Evet öyle. Ben gözyaşıyla kahkahanın kardeş olduğuna inanıyorum. Hayat, hüzün ve neşenin birlikteliği.
Senaryo elinize geldiğinde dikkatinizi çeken ne olmuştu?
Hikâyeyi çok sevdim. Bu konuda çok uzman olan Burak Aksak‘ın kendine has kaleminden çıkmış olması da beni çok çekti. Bizi çok iyi biliyor. Toplumdan, yaşadığımız toplumun insanlarından kopuk değil. Çok tanıdık, çok doğru. Tülay kendini Türk sinemasının 4 yapraklı yoncasından biri olarak görmeye başlamış ve bu nostaljik imaja takılı kalmış. Siz de Yeşilçam tutkunu musunuz?
Evet. Yeşilçam filmlerini izleyerek büyüdüm. Hala izlerken rahatladığım, güldüğüm, özlem duyduğum filmler var. O dönemin şartlarını düşündüğümde daha da saygı duyuyorum. 4 yapraklı yoncadan hangisine Vildan’ı daha yakın hissediyorsunuz?
Çiçeğin bütününü seviyorum. (Gülüyor) Her yaprağı ayrı güzellikte. Hayatının her alanında lüksü tercih eden bir kadını oynuyorsunuz. Peki, lüks sizin için ne kadar önemli?
Lüksün somut olanını sevmem. Sırf lüks görünmek için yaşamın değerlerinden kopuk yaşayan insanlara da yakın hissetmiyorum kendimi. Tutsakmış hissiyatı uyandırıyor bende. Şanslı olmak öyle bir şey değil. Soyut halini severim lüksün. Sevdiğim işi yapmak, istediğim zaman çalışıp istediğim zaman tatil yapmak lükstür mesela.
Marka tutkunuz var mı? Pazardan da alışveriş yapar mısınız?
Tatile gittiğim şehirlerde pazara gitmeyi, o yörenin yöresel ürünlerini almayı, tatmayı yemek yapmayı çok seviyorum. Pazarda alışveriş yaparken orada yaşayan insanlarla sohbet etmek beni mutlu ediyor, bir sürü şey öğreniyorum. Ama maalesef İstanbul’da etrafımızda pazar kalmadı, pazara gitmek yorucu hale geldi. Her tarafımız inşaat. O yüzden manavdan ya da kadın kooperatiflerinden alışveriş yapıyorum. Yokluk dönemlerinden zengin bir aileye… Sonrasında da yine eski yokluk günlerine… Nasıl bir süreç sizce bu? İnsan bu durumun içinde kendisini kaybedebilir mi?

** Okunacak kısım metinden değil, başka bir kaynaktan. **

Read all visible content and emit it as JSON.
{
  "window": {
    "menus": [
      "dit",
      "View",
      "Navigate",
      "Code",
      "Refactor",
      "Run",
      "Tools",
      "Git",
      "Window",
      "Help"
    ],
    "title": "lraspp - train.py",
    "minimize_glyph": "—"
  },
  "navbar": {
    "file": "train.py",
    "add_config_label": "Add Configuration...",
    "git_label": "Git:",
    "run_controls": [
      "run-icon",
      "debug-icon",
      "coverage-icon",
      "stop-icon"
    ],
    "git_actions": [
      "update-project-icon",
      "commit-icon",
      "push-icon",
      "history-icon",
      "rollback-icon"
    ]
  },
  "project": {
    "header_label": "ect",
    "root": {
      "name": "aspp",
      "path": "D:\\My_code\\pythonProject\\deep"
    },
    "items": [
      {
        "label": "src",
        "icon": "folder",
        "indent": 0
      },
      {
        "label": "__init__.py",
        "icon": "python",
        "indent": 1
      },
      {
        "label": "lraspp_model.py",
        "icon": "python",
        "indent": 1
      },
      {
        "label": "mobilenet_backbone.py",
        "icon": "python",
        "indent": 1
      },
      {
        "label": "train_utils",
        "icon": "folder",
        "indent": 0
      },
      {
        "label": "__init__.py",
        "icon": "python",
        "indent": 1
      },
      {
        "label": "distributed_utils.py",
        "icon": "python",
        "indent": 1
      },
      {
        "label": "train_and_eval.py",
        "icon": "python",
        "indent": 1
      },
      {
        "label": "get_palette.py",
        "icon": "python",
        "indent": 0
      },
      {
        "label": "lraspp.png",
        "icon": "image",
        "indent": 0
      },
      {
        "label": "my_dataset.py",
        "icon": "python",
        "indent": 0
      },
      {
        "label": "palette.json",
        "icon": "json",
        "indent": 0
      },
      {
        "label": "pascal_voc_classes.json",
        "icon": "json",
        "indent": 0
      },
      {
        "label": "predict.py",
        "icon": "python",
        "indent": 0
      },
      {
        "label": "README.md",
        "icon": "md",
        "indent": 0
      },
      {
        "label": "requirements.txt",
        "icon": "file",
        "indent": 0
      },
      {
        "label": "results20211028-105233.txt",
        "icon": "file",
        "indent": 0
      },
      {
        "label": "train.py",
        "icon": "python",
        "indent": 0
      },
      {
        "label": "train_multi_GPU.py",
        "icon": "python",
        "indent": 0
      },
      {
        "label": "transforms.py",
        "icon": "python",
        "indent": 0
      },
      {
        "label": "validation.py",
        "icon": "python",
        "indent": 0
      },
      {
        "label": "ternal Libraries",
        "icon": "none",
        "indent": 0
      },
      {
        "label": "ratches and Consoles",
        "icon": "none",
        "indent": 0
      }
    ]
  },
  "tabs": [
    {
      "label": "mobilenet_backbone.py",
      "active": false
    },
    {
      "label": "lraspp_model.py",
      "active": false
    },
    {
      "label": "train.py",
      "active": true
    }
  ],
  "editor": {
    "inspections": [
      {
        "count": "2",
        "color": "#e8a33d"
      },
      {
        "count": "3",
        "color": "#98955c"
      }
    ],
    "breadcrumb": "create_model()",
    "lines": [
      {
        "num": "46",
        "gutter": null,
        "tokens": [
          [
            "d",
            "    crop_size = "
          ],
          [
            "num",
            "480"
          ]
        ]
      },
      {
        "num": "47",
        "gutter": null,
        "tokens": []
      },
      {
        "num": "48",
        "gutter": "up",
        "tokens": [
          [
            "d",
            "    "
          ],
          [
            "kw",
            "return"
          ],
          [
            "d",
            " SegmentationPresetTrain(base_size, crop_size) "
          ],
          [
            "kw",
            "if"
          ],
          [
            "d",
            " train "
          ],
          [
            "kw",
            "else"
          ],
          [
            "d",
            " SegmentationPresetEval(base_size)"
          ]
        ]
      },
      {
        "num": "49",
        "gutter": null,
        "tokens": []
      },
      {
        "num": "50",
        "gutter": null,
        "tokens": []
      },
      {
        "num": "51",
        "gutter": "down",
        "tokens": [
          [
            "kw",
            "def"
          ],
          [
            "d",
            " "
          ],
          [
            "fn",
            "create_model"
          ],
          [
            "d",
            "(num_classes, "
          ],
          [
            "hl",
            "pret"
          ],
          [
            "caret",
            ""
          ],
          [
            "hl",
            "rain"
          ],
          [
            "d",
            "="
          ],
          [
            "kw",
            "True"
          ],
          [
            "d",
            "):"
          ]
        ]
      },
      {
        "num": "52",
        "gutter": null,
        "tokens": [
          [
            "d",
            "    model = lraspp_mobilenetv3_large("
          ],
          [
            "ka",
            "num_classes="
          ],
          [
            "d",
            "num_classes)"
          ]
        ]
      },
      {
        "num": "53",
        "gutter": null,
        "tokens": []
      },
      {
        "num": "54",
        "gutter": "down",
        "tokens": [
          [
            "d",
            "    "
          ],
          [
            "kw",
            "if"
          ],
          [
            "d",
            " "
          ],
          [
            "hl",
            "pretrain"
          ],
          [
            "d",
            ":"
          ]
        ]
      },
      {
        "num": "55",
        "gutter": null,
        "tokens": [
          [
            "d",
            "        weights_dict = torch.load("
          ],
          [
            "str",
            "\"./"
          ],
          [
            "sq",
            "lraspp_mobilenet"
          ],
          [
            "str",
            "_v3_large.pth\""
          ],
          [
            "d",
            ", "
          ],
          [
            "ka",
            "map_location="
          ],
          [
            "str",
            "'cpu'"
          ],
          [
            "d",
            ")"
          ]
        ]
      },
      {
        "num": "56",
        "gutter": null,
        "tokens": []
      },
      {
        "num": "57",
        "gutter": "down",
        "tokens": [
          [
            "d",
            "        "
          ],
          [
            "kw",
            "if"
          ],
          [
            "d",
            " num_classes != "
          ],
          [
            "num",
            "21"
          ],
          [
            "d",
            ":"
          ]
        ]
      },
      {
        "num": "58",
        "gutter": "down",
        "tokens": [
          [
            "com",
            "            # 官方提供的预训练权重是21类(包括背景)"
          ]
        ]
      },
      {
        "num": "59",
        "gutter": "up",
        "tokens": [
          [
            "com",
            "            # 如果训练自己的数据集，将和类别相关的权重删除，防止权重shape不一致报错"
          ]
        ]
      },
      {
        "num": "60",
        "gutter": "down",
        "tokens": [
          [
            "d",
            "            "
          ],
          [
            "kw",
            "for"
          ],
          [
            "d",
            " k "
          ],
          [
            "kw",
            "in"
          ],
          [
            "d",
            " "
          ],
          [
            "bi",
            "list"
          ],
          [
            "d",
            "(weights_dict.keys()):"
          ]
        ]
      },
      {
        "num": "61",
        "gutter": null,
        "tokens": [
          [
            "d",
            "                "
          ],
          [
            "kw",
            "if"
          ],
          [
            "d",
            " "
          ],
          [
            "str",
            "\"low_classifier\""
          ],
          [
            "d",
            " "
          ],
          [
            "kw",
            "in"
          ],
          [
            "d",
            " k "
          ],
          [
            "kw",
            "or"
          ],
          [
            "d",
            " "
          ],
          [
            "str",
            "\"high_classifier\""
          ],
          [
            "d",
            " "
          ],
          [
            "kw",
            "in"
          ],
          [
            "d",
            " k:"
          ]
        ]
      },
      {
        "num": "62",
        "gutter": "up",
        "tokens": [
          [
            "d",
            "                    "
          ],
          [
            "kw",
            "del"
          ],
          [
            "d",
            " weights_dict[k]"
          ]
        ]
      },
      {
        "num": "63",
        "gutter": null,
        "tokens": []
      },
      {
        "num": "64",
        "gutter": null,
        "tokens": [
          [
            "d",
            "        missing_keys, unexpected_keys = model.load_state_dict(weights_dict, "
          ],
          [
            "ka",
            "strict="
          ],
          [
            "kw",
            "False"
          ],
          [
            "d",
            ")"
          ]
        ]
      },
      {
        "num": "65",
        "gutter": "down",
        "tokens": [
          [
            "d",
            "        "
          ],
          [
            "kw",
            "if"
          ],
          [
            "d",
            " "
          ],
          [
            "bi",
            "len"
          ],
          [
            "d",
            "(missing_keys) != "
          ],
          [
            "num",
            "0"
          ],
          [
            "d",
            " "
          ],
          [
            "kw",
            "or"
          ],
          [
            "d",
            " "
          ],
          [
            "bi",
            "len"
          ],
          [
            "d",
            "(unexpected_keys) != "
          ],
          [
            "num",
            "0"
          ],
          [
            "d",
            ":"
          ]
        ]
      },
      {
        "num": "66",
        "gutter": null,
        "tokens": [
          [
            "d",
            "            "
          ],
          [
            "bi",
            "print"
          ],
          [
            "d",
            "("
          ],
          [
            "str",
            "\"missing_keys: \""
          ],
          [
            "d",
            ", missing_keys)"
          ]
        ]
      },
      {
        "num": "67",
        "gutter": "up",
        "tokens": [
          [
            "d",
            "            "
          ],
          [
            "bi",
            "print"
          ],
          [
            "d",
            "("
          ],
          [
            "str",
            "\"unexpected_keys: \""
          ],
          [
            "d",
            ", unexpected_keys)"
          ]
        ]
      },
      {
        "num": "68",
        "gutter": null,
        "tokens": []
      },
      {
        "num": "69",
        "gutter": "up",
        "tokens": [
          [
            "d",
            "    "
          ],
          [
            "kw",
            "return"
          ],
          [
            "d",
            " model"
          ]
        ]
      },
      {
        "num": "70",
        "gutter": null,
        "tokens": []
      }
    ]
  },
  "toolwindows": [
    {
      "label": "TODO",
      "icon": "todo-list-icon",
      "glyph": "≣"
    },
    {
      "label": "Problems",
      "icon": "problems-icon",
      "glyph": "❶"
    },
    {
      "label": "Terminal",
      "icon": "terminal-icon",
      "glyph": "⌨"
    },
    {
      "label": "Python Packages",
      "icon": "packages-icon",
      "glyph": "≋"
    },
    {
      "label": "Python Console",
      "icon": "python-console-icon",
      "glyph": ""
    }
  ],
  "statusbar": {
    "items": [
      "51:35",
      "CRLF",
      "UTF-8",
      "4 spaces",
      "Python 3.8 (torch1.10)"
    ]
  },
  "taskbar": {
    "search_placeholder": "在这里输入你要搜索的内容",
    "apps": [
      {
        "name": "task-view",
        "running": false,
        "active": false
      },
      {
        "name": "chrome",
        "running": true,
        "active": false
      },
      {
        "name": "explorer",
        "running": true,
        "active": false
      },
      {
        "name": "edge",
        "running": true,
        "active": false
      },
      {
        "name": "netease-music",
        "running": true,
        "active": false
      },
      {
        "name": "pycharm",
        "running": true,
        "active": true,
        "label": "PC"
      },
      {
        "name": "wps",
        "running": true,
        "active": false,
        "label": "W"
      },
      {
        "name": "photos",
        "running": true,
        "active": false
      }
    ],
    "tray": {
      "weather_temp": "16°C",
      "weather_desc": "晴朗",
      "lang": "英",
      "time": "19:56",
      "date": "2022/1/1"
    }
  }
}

Hayat öyle zaten inişli çıkışlı, dalgalı durgun, insana bağlı olarak değişen bir şey bu. Ya kaybolursun ya da aydınlanıp yoluna bilinçle devam edersin. İnsanın hayattan ne anladığına ve beklentilerine göre değişir. Harun eşine ve evlatlarına ders vermek istiyor. Böyle bir dersle aile kavramını yeniden kazanabilirler mi?
Kazanabilirler mi izleyip göreceğiz. Düşünebilen insan her şeyi süzgeçten geçirip doğrusunu da bulur diye düşünüyorum.
KALABALIK AİLE BANA MUTLULUK VERİYOR
Kalabalık bir kadro var. Kamera arkası nasıl geçiyor?
Çok eğleniyorum, çok gülüyoruz birlikte. Kamera arkası da tam bir aile saadeti benim için. Bu kadar iyi insanın birlikte olması bence tesadüf değil. Çok şükür. Bizi bir araya getiren Sinehane yapımın, Selçuk Aydemir’in başarısıdır bu. Kalabalık aileleri sever misiniz?
Ben büyük bir ailede büyüdüm. Bana güven veren bir duygusu var. Sorunlarımızı ve sorularımızı birlikte çözdüğümüz bir ailenin üyesiyim. Şimdi de öyle ailemiz ve aile dediğimiz dostlarımızla birlikte olmak ve yaşamı paylaşmak bana huzur, mutluluk veriyor. 20 yıldır ekranda olan biri olarak nasıl bir kariyer yolculuğunuz oldu sizce? 20’li yaşlardaki Vildan’a şu an ne tavsiye edersiniz?
Bunu sizden duymak daha anlamlı olacaktır. Yol uzun dikkatle devam.
EŞİM ÇALAR, BEN SÖYLERİM
Eşiniz Mehmet Erdem, Hayat Bu şarkısını diziye armağan etti. Nasıl duygularla yazıldı bu şarkı?
Mehmet’in uzun zaman önce yazıp bestelediği bir şarkı, Aile Saadeti’ne de çok yakıştı. Göz önünde olan iki kişinin evliliği yürütmesi zor mu?
Biz ailemiz, dostlarımız, bizi seven insanların gözleri önündeyiz o yüzden de çoğalıyoruz büyüyoruz beraber. İşleriniz konusunda birbirinize danışır mısınız?
Tabii. Birlikte bakıyoruz her şeye. Paylaşıyoruz. Beraber düşünüyoruz. Sizin müzikle aranız nasıl? Eşinizle birlikte müzik yapıyor musunuz?
Şarkı söylemeyi çok seviyorum. Kendi halimde, iddia gütmeden, içimden geldiği gibi söylemeyi çok seviyorum. Mehmet bazen alır telli çalgılarından birini ben söylerim, o çalar. Bazen de vokal yaparım ona. Bazen de orkestranın önünde şarkı söylerken bulurum kendimi. Eğleniyorum, eğleniyoruz hep birlikte.
PİŞMANLIKLARLA YAŞAMAK LÜZUMSUZ
Pişmanlıklarınız ya da keşkeleriniz var mı?
Bu geçmişi değiştirmez, pişmanlıklarla yaşamak bana lüzumsuz geliyor. Hayatta her zaman doğrular yoktur yanlış diye kabul ettiğimiz bir şey aslında bizi başka bir evreye taşır değiştirir. Pişmanlık ve keşke halindense ben bundan ne öğrendim diyebilmek ve yola devam etmek daha mantıklı bence. Ünlü olup ünlü gibi yaşamayan isimlerdensiniz. Bu dengeyi nasıl kurdunuz?
Oyuncuyum ve mesleğimi iyi yapmak derdindeyim. Karşılaştığım insanlarla da oynadığım hikayeler ve karakterler aracılığıyla bağ kuruyoruz. Önemli ve doğru olanın bu olduğunu düşünüyorum.